On page 66, Weiers advises the reader to “follow the maintenance schedule” to achieve better fuel efficiency. That means finding and reading your car’s care manual, following the manufacturer’s instructions for maintenance. Weiers cites a Federal Trade Commission study which notes that you can increase gas mileage by an average of 4 percent with a tuned vehicle.  The author also mentions other FTC tips for saving gas elsewhere in his book including cleaning out your trunk to reduce gas consuming weight for a savings of 1 percent for every 100 pounds removed, keeping your tires properly inflated to save up to 3 mpg for tires under-inflated by 10 pounds and other tips. All good advice, but all easily found elsewhere including on the FTC site and through the U.S. Department of Energy.
Undefined Fuel Savings
Not every tip offered by the author yields clearly defined fuel savings which leaves the reader wondering what, if anything can be achieved. For example, the suggestion to not use auxiliary lighting unless absolutely needed is sensible as extra lighting consumes more electricity which uses energy derived from fuel. The author doesn’t define auxiliary lighting, but we can assume that he means fog lights which are useful under certain visibility conditions. Likely, the driver isn’t using these lights for any other reason, thus the tip is not especially helpful.

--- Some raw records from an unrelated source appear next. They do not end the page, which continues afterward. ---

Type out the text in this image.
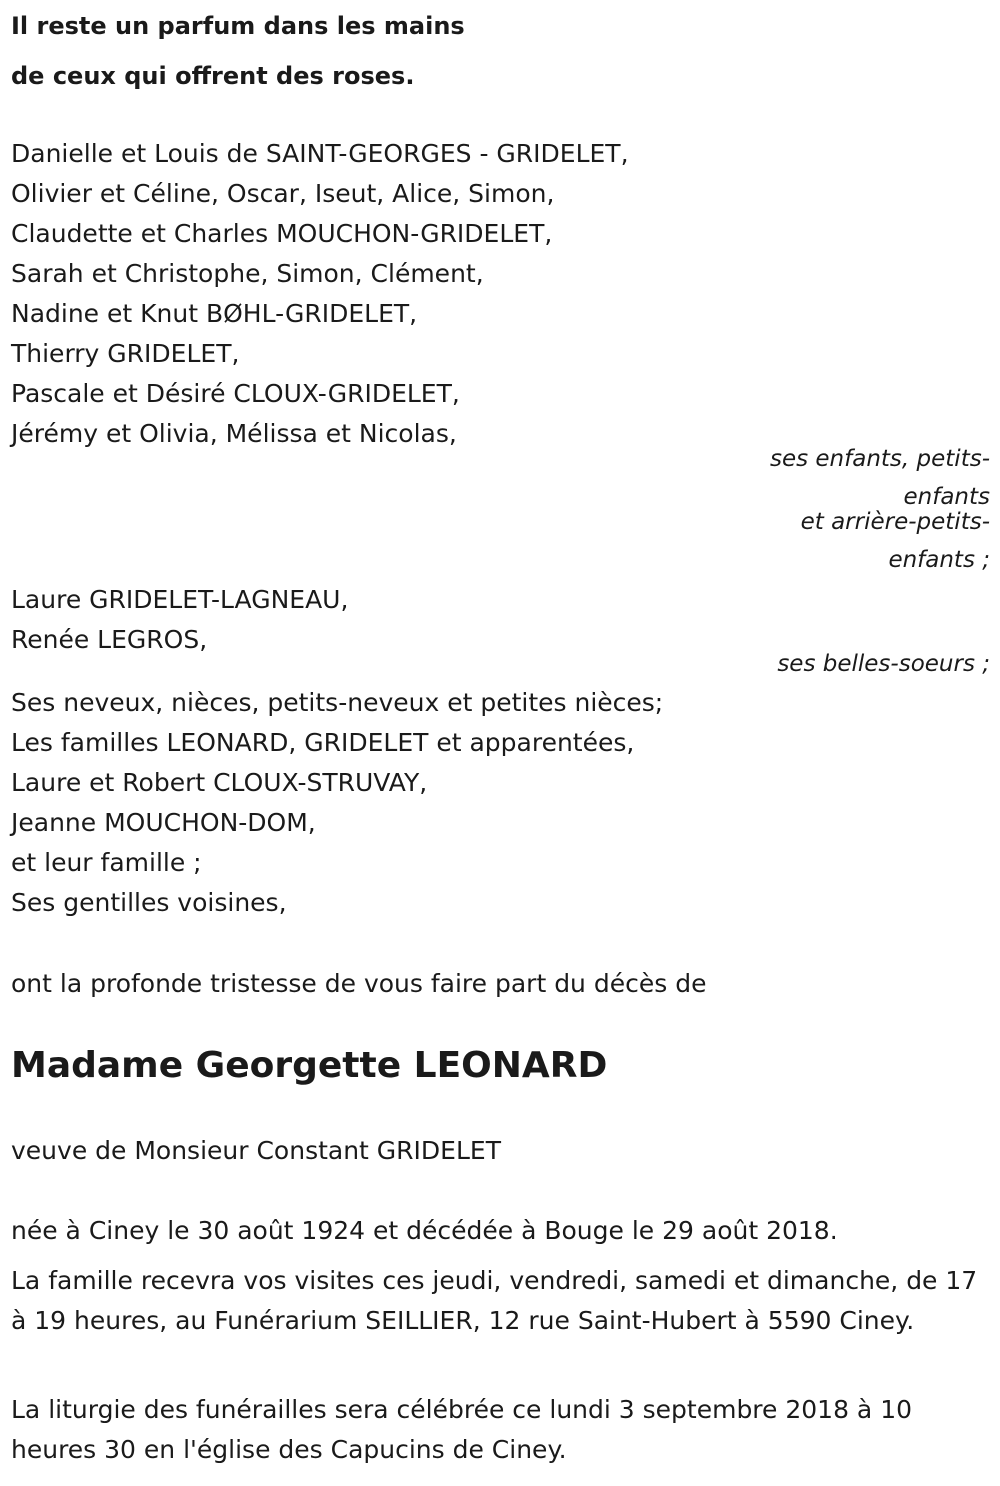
Il reste un parfum dans les mains
de ceux qui offrent des roses.
Danielle et Louis de SAINT-GEORGES - GRIDELET,
Olivier et Céline, Oscar, Iseut, Alice, Simon,
Claudette et Charles MOUCHON-GRIDELET,
Sarah et Christophe, Simon, Clément,
Nadine et Knut BØHL-GRIDELET,
Thierry GRIDELET,
Pascale et Désiré CLOUX-GRIDELET,
Jérémy et Olivia, Mélissa et Nicolas,
ses enfants, petits-
enfants
et arrière-petits-
enfants ;
Laure GRIDELET-LAGNEAU,
Renée LEGROS,
ses belles-soeurs ;
Ses neveux, nièces, petits-neveux et petites nièces;
Les familles LEONARD, GRIDELET et apparentées,
Laure et Robert CLOUX-STRUVAY,
Jeanne MOUCHON-DOM,
et leur famille ;
Ses gentilles voisines,
ont la profonde tristesse de vous faire part du décès de
Madame Georgette LEONARD
veuve de Monsieur Constant GRIDELET
née à Ciney le 30 août 1924 et décédée à Bouge le 29 août 2018.
La famille recevra vos visites ces jeudi, vendredi, samedi et dimanche, de 17 à 19 heures, au Funérarium SEILLIER, 12 rue Saint-Hubert à 5590 Ciney.
La liturgie des funérailles sera célébrée ce lundi 3 septembre 2018 à 10 heures 30 en l'église des Capucins de Ciney.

Weiers’ advise is not limited to using your car more efficiently, rather he also brings in scores of tips on how to drive at all. As in shopping online instead of making the trek to the mall. Using the warmest part of the garage in cold weather so that your car warms up quicker, thereby consuming less gas. Riding a bicycle or buying a motorbike or scooter instead of a car. Using fewer plastic products to impact the price of gasoline – bottled water alone consumes some 17 million barrels of oil per year, enough to power 1 million vehicles for a year.
Buying a Car
The author also offers up extensive tips on buying a new or used vehicle and the usefulness (or not) of certain aftermarket parts. Those tips include finding a car with a low frontal area to offset wind resistance, choosing a lighter vehicle to save on gas, considering a car with a manual transmission to enjoy improved fuel economy to many other tips which can help you save fuel. You may not take each tip into consideration when making your purchase, but these should make you consider what type of vehicle you buy and its impact on fuel economy.
So, the bottom line with “Gas Savers” is this – should you buy this book? Only if are a novice in all matters of saving fuel. Over the past three years, scads of articles have been written that cover the same topic, some of which are shared here on “Jsssw2015” for your perusal.  You can search for those tips online, but be mindful that some of the information is sensational and not backed by analytical research.